I arrived at surgery a few minutes early and was greeted by a fellow Bendite that I had grown up with and we struck up a conversation with a couple of others who were all sitting around talking of the greater satisfaction of being a grandparent rather than a parent. As my name was called they all wished me luck and I was escorted into the dermatology department surgery room that I had spent time in just a few months back.
I layed on the table and was prepped for the surgery by Margo and her nurse friend. I could hear music coming from a side room and was comforted by both of the women humming along with some of the songs. Music is such a relaxing thing to me and I knew that their work would go well….that is unless they started to dance to those same tunes. The whole atmosphere was very calming for a procedure that does bring it’s own stresses. She had to cut a huge hole in my belly and then sew that same hole up. As she deadened the area, I was reminded of all of the vital organs just below her Novocaine needle.
While Margo did the initial procedure, I kept very quiet for two reasons. One was that previous thought of all of those vitals and the other was that I wanted her concentration on her operation and nothing else. When she began to sew it all up, I relaxed and the three of us began to talk like old friends. They laughed as I related my previous FNA experience. “I think she had far too much coffee this morning” she smiled as she related that even she noticed the hyperness of the nurse.
Upon finishing and taking the other three biopsies which is a procedure where they use a punch to cut out the mole and then send it to the lab, she bid me goodbye with a promise to see me when she takes out the stitches or at the diner when she stops by for a meal. The nurse then patched me up and I was sent on my way.
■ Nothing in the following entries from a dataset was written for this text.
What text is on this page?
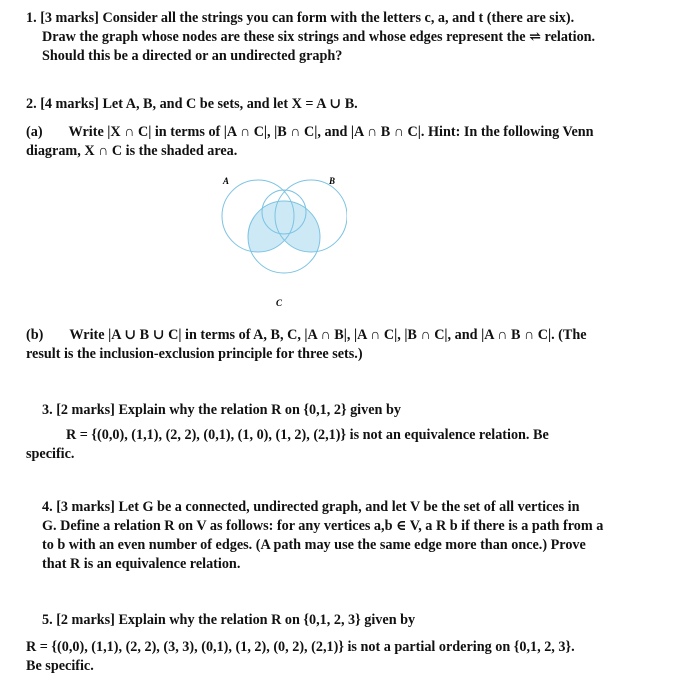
1. [3 marks] Consider all the strings you can form with the letters c, a, and t (there are six).
Draw the graph whose nodes are these six strings and whose edges represent the ⇌ relation.
Should this be a directed or an undirected graph?
2. [4 marks] Let A, B, and C be sets, and let X = A ∪ B.
(a) Write |X ∩ C| in terms of |A ∩ C|, |B ∩ C|, and |A ∩ B ∩ C|. Hint: In the following Venn
diagram, X ∩ C is the shaded area.
A	B
C
(b) Write |A ∪ B ∪ C| in terms of A, B, C, |A ∩ B|, |A ∩ C|, |B ∩ C|, and |A ∩ B ∩ C|. (The
result is the inclusion-exclusion principle for three sets.)
3. [2 marks] Explain why the relation R on {0,1, 2} given by
R = {(0,0), (1,1), (2, 2), (0,1), (1, 0), (1, 2), (2,1)} is not an equivalence relation. Be
specific.
4. [3 marks] Let G be a connected, undirected graph, and let V be the set of all vertices in
G. Define a relation R on V as follows: for any vertices a,b ∈ V, a R b if there is a path from a
to b with an even number of edges. (A path may use the same edge more than once.) Prove
that R is an equivalence relation.
5. [2 marks] Explain why the relation R on {0,1, 2, 3} given by
R = {(0,0), (1,1), (2, 2), (3, 3), (0,1), (1, 2), (0, 2), (2,1)} is not a partial ordering on {0,1, 2, 3}.
Be specific.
As I came off of the elevator, Trin called out my name. They were at the coffee kiosk getting a latte. I was very dizzy and not sure if it was from the Novocaine or a need for food. We decided to get going, however so that we could beat traffic and we could eat at the Subway at the truck stop where we would gas up the car. I drove the car most of the way home but opted over to Trin as we came out of the treeline on to the flats before Warm Springs when the Novocaine began to wear off and the fatigue of the day and the lack of sleep from the night before began to affect me. I slept in the back seat till nearly Redmond and awoke much more refreshed and actually not feeling much pain from the relaxing sleep.
And so, I am back. Unable to do some of the more physical work such as busing tables and sorting out food for a couple of days but happy that I am once again cancer free….for the time being.